Kemudian, anggota PPLN Kuala Lumpur Divisi Sosialisasi Puji Sumarsono, anggota PPLN Kuala Lumpur Divisi Teknis Penyelenggaraan Pemilu Khalil, dan anggota PPLN Kuala Lumpur Divisi Logistik Masduki Khamdan Muhammad.

Jaksa mengatakan bahwa para terdakwa memasukkan data yang tidak benar dan tidak valid karena tidak sesuai hasil pencocokan dan penelitian (coklit) data ke dalam daftar pemilih sementara (DPS), menjadi DPS hasil perbaikan (DPSHP), dan ditetapkan menjadi daftar pemilih tetap (DPT).

Para terdakwa juga disebut memindahkan daftar pemilih metode tempat pemungutan suara (TPS) ke metode kotak suara keliling (KSK) dan pos dalam kondisi data dan alamat pemilih yang tidak jelas atau tidak lengkap.

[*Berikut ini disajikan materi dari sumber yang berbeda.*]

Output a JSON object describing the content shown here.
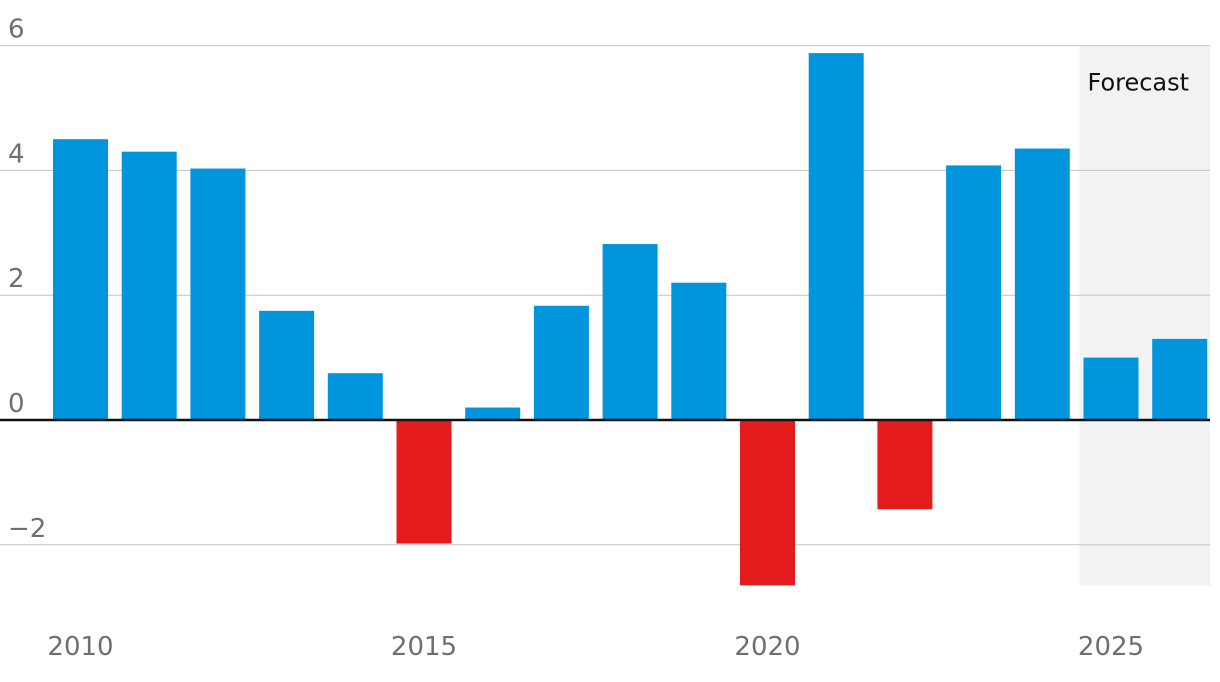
{
  "chart_data": {
    "type": "bar",
    "title": "",
    "xlabel": "",
    "ylabel": "",
    "x": [
      2010,
      2011,
      2012,
      2013,
      2014,
      2015,
      2016,
      2017,
      2018,
      2019,
      2020,
      2021,
      2022,
      2023,
      2024,
      2025,
      2026
    ],
    "values": [
      4.5,
      4.3,
      4.03,
      1.75,
      0.75,
      -1.98,
      0.2,
      1.83,
      2.82,
      2.2,
      -2.65,
      5.88,
      -1.43,
      4.08,
      4.35,
      1.0,
      1.3
    ],
    "ylim": [
      -2.65,
      6
    ],
    "yticks": [
      -2,
      0,
      2,
      4,
      6
    ],
    "ytick_labels": [
      "−2",
      "0",
      "2",
      "4",
      "6"
    ],
    "xtick_years": [
      2010,
      2015,
      2020,
      2025
    ],
    "xtick_labels": [
      "2010",
      "2015",
      "2020",
      "2025"
    ],
    "forecast": {
      "label": "Forecast",
      "from_year": 2025,
      "to_year": 2026
    },
    "colors": {
      "positive": "#0095dc",
      "negative": "#e31b1d",
      "forecast_shade": "#f2f2f2",
      "grid": "#c4c4c4",
      "zero_line": "#111111"
    },
    "grid": true,
    "legend": "none"
  }
}
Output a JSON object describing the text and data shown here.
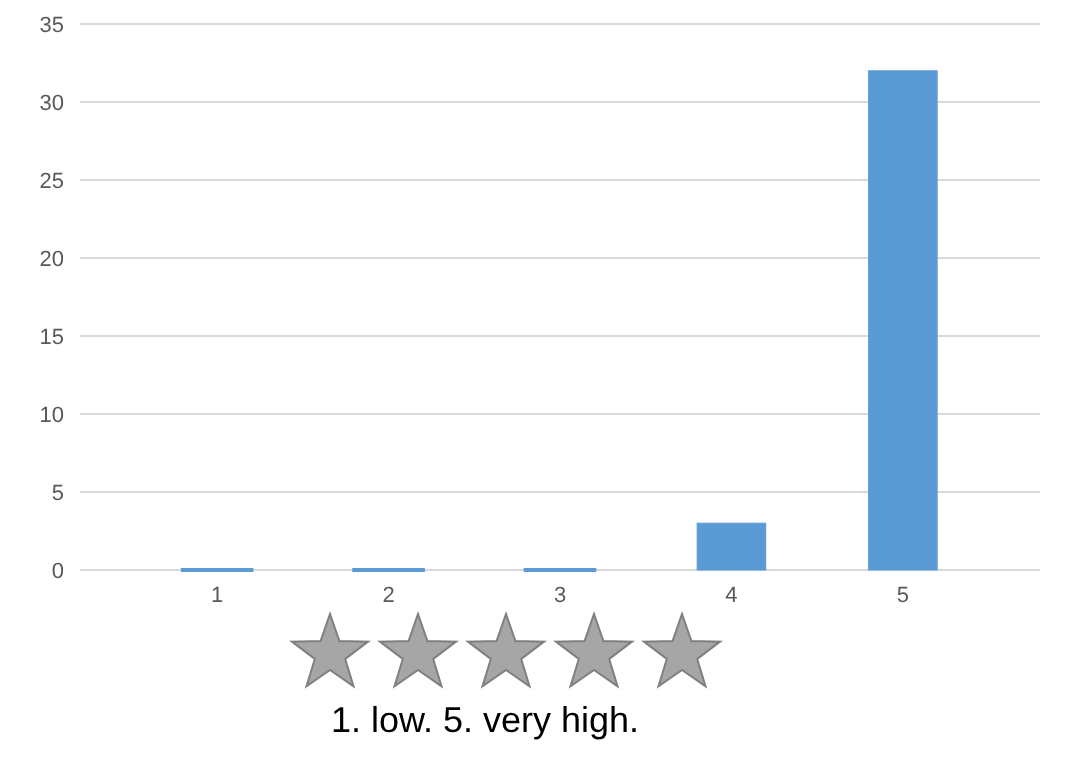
{
  "chart_data": {
    "type": "bar",
    "categories": [
      "1",
      "2",
      "3",
      "4",
      "5"
    ],
    "values": [
      0,
      0,
      0,
      3,
      32
    ],
    "color": "#5b9bd5",
    "ylim": [
      0,
      35
    ],
    "yticks": [
      0,
      5,
      10,
      15,
      20,
      25,
      30,
      35
    ],
    "grid": "y",
    "xlabel": "1. low. 5. very high."
  }
}
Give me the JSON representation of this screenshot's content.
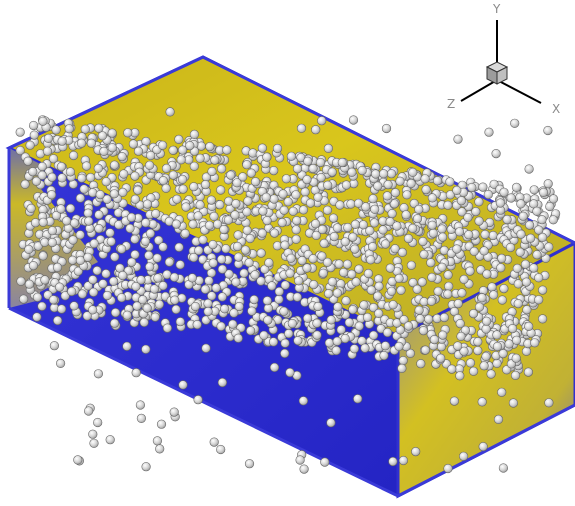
{
  "view": {
    "axes": {
      "x_label": "X",
      "y_label": "Y",
      "z_label": "Z"
    },
    "colors": {
      "background": "#ffffff",
      "wall_low": "#2b2bcc",
      "wall_mid": "#6a6aa0",
      "wall_high": "#d6c21a",
      "floor": "#2a2ad0",
      "particle": "#d8d8d8",
      "particle_edge": "#5a5a5a",
      "axis_line": "#000000",
      "axis_label": "#8a8a8a"
    },
    "icons": [
      "orientation-cube-icon"
    ]
  }
}
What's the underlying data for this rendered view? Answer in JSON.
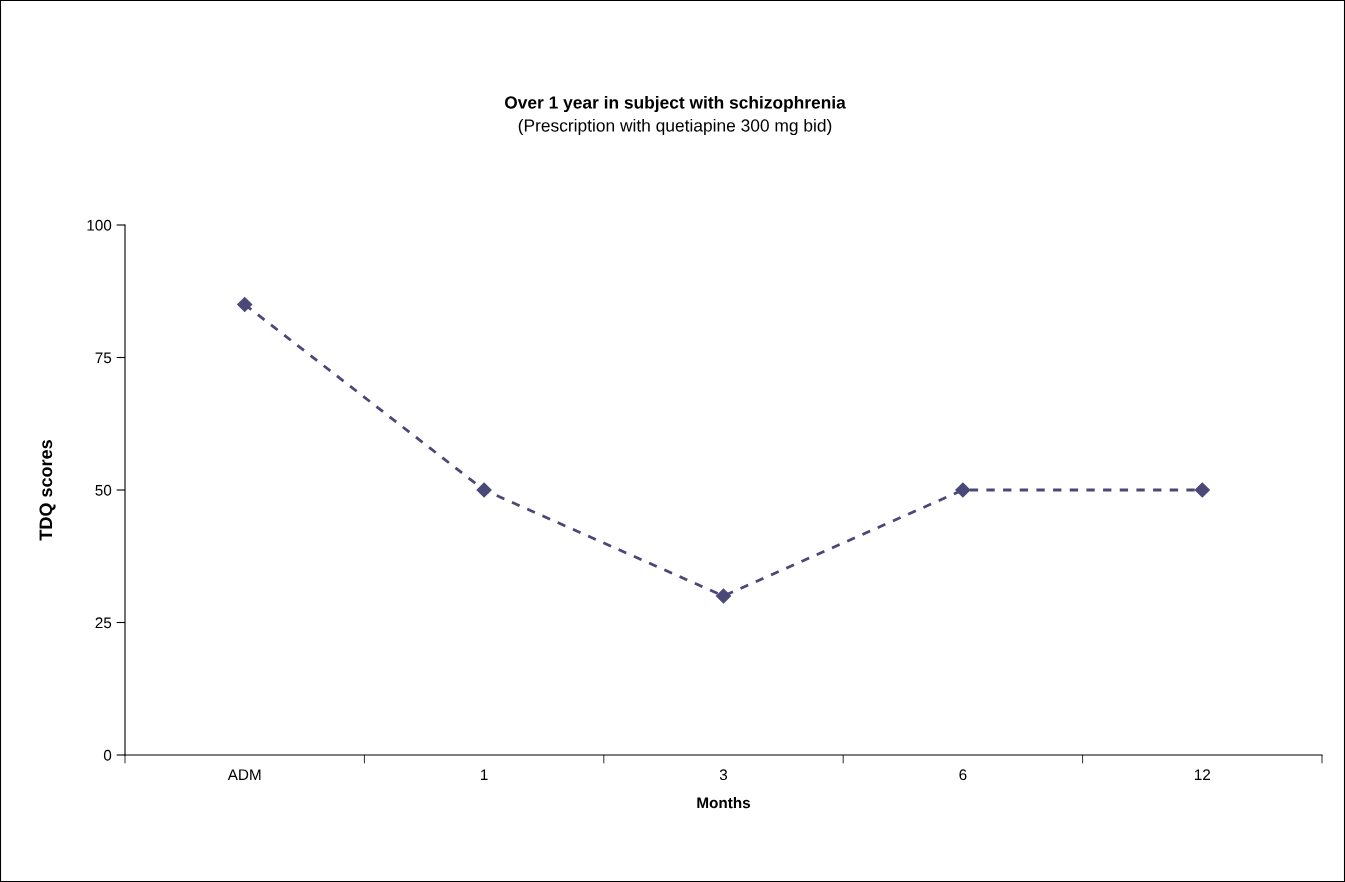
{
  "chart_data": {
    "type": "line",
    "title": "Over 1 year in subject with schizophrenia",
    "subtitle": "(Prescription with quetiapine 300 mg bid)",
    "xlabel": "Months",
    "ylabel": "TDQ scores",
    "categories": [
      "ADM",
      "1",
      "3",
      "6",
      "12"
    ],
    "series": [
      {
        "color": "#4a4878",
        "values": [
          85,
          50,
          30,
          50,
          50
        ]
      }
    ],
    "ylim": [
      0,
      100
    ],
    "yticks": [
      0,
      25,
      50,
      75,
      100
    ],
    "grid": false,
    "legend": false,
    "marker": "diamond",
    "line_style": "dashed"
  }
}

Mulanya dalam menyusun daftar pemilih luar negeri di Kuala Lumpur, para terdakwa selaku anggota PPLN setempat menerima Data Penduduk Potensial Pemilih (DP4) dari KPU RI sejumlah 493.856 orang untuk dilakukan coklit.

Dari DP4 tersebut, daftar pemilih yang berhasil dilakukan coklit oleh petugas pemutakhiran data pemilih (pantarlih) hanya sebanyak 64.148 orang. Kemudian pada 5 April 2023 dilakukan rapat pleno penetapan DPS.

Rapat pleno tersebut diwarnai perdebatan. Perwakilan partai politik komplain karena daftar pemilih yang tercoklit hanya sedikit dari jumlah keseluruhan DP4.

PPLN Kuala Lumpur kemudian memutuskan data DP4 yang belum tercoklit dijadikan DPS, dikurangi data tidak memenuhi syarat (TMS), ditambah dengan yang dicoklit, sehingga hasil akhir yang ditetapkan menjadi DPS adalah 491.152 pemilih.

“Hal tersebut bertentangan dengan peraturan perundang-undangan yang berlaku karena penetapan DPS harus berdasarkan data hasil coklit yang telah diverifikasi,” imbuh jaksa.

Setelah DPS ditetapkan, data DPS seharusnya diumumkan di Kantor Perwakilan RI selama 14 hari untuk mendapatkan tanggapan dari masyarakat. Akan tetapi, PPLN Kuala Lumpur hanya mengumumkan data DPS di story dan feed Facebook.

"Sehingga tidak ada masukan dan tanggapan dari masyarakat," ucap jaksa.